Scott D. Bennett Professor of Political Science

Book Title: War and Reason

Author: Bruce Bueno de Mesquita and David Lalman

Selection Statement:

Over the past two decades, game-theoretic models of strategic interaction have become common in political science. In War and Reason, Bruce Bueno de Mesquita and David Lalman developed what has become perhaps the most general and best-known of these applications in the study of international conflict. Their game-theoretic implementation of rational choice modeling through their "international interaction game" models the give-and-take between two countries in a crisis from the issuance of a demand by one to the other, through the acceptance or rejection of demands and subsequent conflict escalation, through the outcome possibilities of war, negotiation, or capitulation. By building a general game which appears representative of many interactions in international relations, Bueno de Mesquita and Lalman built a foundation for additional explicit strategic theorizing about conflict.

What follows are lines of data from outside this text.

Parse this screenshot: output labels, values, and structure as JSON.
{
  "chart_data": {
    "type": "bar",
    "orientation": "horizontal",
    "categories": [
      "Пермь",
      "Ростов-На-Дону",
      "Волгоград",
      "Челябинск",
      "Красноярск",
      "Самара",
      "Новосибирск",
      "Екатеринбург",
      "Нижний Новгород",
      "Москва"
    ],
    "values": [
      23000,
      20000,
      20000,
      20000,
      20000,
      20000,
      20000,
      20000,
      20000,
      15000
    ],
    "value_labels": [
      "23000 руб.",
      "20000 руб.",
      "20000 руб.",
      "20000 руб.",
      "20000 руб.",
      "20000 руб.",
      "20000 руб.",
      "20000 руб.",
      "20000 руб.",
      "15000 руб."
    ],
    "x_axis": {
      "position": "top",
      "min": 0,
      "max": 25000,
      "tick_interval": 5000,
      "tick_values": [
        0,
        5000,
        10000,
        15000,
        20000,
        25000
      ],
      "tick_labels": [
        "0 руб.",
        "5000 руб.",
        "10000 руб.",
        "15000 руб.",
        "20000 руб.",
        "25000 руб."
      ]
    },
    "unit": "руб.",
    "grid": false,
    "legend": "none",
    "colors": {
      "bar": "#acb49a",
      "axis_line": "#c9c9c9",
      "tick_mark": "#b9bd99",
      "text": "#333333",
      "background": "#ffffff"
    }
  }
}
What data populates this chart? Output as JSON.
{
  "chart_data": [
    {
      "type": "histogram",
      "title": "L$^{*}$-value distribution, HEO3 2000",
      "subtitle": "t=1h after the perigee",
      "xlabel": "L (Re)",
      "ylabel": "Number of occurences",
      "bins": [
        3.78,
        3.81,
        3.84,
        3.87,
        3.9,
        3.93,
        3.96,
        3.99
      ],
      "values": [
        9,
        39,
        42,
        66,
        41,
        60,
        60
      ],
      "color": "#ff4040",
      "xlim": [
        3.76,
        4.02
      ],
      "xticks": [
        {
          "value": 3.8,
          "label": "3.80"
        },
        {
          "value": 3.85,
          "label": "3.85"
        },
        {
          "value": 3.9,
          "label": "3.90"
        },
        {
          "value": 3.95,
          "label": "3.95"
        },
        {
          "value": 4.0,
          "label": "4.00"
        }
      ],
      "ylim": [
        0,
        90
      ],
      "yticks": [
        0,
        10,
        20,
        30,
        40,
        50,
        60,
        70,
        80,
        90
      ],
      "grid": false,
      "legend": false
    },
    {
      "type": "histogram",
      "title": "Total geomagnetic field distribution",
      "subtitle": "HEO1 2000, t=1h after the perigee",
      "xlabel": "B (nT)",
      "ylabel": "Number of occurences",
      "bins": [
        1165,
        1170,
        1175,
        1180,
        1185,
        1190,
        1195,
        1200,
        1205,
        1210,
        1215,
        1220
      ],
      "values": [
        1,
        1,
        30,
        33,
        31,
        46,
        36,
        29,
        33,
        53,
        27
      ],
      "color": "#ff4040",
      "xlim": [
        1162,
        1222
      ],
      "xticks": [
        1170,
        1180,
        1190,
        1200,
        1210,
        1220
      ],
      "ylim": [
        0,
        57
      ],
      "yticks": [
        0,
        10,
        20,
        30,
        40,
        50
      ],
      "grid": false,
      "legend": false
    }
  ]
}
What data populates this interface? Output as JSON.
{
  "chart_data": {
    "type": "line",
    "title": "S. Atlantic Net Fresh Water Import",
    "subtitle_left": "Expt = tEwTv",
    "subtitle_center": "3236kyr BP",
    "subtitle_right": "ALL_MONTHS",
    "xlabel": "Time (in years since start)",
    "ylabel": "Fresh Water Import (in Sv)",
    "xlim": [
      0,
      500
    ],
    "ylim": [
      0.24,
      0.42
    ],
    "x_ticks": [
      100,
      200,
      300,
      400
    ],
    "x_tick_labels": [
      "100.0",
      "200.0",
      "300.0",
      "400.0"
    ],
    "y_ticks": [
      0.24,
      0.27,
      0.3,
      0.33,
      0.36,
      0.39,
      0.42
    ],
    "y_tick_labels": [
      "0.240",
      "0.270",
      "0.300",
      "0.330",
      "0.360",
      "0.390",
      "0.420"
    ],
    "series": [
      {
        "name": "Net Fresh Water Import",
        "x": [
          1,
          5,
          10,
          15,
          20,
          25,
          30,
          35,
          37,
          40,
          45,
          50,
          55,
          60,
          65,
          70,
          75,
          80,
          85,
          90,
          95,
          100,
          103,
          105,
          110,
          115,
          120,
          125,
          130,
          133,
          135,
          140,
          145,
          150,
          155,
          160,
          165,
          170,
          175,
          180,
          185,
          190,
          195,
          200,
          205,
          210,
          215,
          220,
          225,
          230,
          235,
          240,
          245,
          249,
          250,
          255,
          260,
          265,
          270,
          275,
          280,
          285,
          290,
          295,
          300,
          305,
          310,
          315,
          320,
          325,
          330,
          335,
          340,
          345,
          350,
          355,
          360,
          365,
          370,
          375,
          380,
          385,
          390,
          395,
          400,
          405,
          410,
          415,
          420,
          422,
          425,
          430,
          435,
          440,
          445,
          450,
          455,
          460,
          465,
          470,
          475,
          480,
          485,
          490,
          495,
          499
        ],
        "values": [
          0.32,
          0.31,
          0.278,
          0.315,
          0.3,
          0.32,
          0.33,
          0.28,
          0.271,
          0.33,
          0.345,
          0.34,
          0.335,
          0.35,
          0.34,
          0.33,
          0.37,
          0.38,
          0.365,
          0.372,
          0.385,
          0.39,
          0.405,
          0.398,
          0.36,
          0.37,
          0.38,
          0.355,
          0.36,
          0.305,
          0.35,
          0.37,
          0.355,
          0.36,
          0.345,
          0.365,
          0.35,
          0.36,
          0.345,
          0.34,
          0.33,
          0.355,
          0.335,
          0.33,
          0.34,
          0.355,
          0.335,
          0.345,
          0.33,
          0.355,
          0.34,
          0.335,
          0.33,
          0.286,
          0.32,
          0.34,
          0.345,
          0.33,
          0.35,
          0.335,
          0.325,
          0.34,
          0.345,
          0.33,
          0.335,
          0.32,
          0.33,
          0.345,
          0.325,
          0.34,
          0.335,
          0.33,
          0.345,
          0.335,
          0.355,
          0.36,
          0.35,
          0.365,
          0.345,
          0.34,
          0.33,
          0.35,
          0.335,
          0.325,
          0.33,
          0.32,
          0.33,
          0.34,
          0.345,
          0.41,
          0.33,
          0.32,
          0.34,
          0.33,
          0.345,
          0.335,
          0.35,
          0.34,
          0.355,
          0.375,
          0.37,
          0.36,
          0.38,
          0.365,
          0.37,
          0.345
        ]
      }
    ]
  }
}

Equally importantly, Bueno de Mesquita and Lalman took the application of strategic choice models to international conflict a step beyond theory to rigorous empirical testing by directly operationalizing key utility and probability concepts. They developed the (thus far) only broad proxy measure for states' utility for conflict with one another, one which is usable across the scope of modern history (from 1816 to the present). They then proceeded to test the applicability of the model to European conflicts during that period, and found that the predictions made by the game when our empirical indicators are "plugged in" do in fact help us better predict the outbreak of international conflict. The coupling of a formal game with direct empirical testing has become a model in the study of international relations.